The Person Who Has the Will May Be Liable
Many states require a person in possession or custody of a decedent’s will to file it with the appropriate probate court. Failure to do this within a reasonable time (or the deadline set by state law) can result in civil and criminal charges. In other words, if a decedent’s will is not filed with the probate court by the person who possesses it, he or she may be liable to anyone who has an interest in the estate. Not all states have this requirement, so it’s important to know the laws of the state where the decedent died.
Use an Online Registry to Search for a Will
When searching for a will, it’s imperative to exhaust all options. The U.S. Will Registry is an online registry of wills that allows you to search its database. The U.S. Will Registry was established in 1997. Registered wills date back to 1967. Millions of wills are registered nationally and globally. An online search is simple and can provide great relief for your family.
If a loved one registered their will or their attorney registered it for them, the search results will provide the following information:
- Where the will is located;
- Who has possession of the will; and
- Which designated family member/s can access the registry.
In the event the will you are searching for is not located in the database, your information will be added to a missing will database. This database is accessible to attorneys who can contact you if they have the decedent’s will.
Dying Intestate Succession
When a person dies without having a valid will in place, their property passes by what is called “intestate succession”, according to state law. Simply put, if you don’t have a will, the state will make one for you. All fifty states have intestate laws (or “statutes”) in place.

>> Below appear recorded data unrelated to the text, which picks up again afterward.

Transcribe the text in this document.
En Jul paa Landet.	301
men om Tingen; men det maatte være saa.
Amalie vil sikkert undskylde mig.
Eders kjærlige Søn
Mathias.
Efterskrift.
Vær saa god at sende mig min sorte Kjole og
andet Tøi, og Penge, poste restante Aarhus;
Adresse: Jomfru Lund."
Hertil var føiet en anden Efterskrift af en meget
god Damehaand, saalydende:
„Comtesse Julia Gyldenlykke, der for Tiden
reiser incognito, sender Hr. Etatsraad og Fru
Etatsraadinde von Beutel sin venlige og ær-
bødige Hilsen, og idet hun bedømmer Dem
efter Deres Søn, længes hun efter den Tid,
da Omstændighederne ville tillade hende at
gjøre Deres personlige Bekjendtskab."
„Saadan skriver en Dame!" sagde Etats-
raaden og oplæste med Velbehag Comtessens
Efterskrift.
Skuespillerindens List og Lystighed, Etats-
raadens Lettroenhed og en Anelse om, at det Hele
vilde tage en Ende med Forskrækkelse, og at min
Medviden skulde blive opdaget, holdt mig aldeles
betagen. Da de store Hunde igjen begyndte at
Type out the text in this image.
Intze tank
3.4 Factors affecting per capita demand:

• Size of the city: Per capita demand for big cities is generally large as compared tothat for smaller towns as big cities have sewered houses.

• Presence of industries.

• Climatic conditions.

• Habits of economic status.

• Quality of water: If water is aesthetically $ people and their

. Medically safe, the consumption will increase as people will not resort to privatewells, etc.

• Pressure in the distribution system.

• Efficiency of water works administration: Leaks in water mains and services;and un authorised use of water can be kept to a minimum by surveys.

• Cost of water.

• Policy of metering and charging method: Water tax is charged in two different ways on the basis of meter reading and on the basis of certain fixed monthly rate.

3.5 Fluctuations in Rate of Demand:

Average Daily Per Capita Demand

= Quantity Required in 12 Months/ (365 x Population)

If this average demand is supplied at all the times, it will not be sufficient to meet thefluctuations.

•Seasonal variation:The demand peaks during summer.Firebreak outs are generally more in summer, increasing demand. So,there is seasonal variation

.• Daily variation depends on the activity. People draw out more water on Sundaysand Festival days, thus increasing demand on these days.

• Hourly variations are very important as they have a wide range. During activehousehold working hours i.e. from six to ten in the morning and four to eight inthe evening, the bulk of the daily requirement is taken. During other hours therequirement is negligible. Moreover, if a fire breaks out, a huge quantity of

The purpose of intestate succession laws is to distribute the deceased wealth in a manner that closely represents how the typical person would have created their estate plan, if they had a will. Unfortunately this plan could have dramatically differed from what the person really would have wanted. Even if family members are firm that the state’s intestate protocol would not have been what their loved one wanted, there no exceptions made when no valid will exists.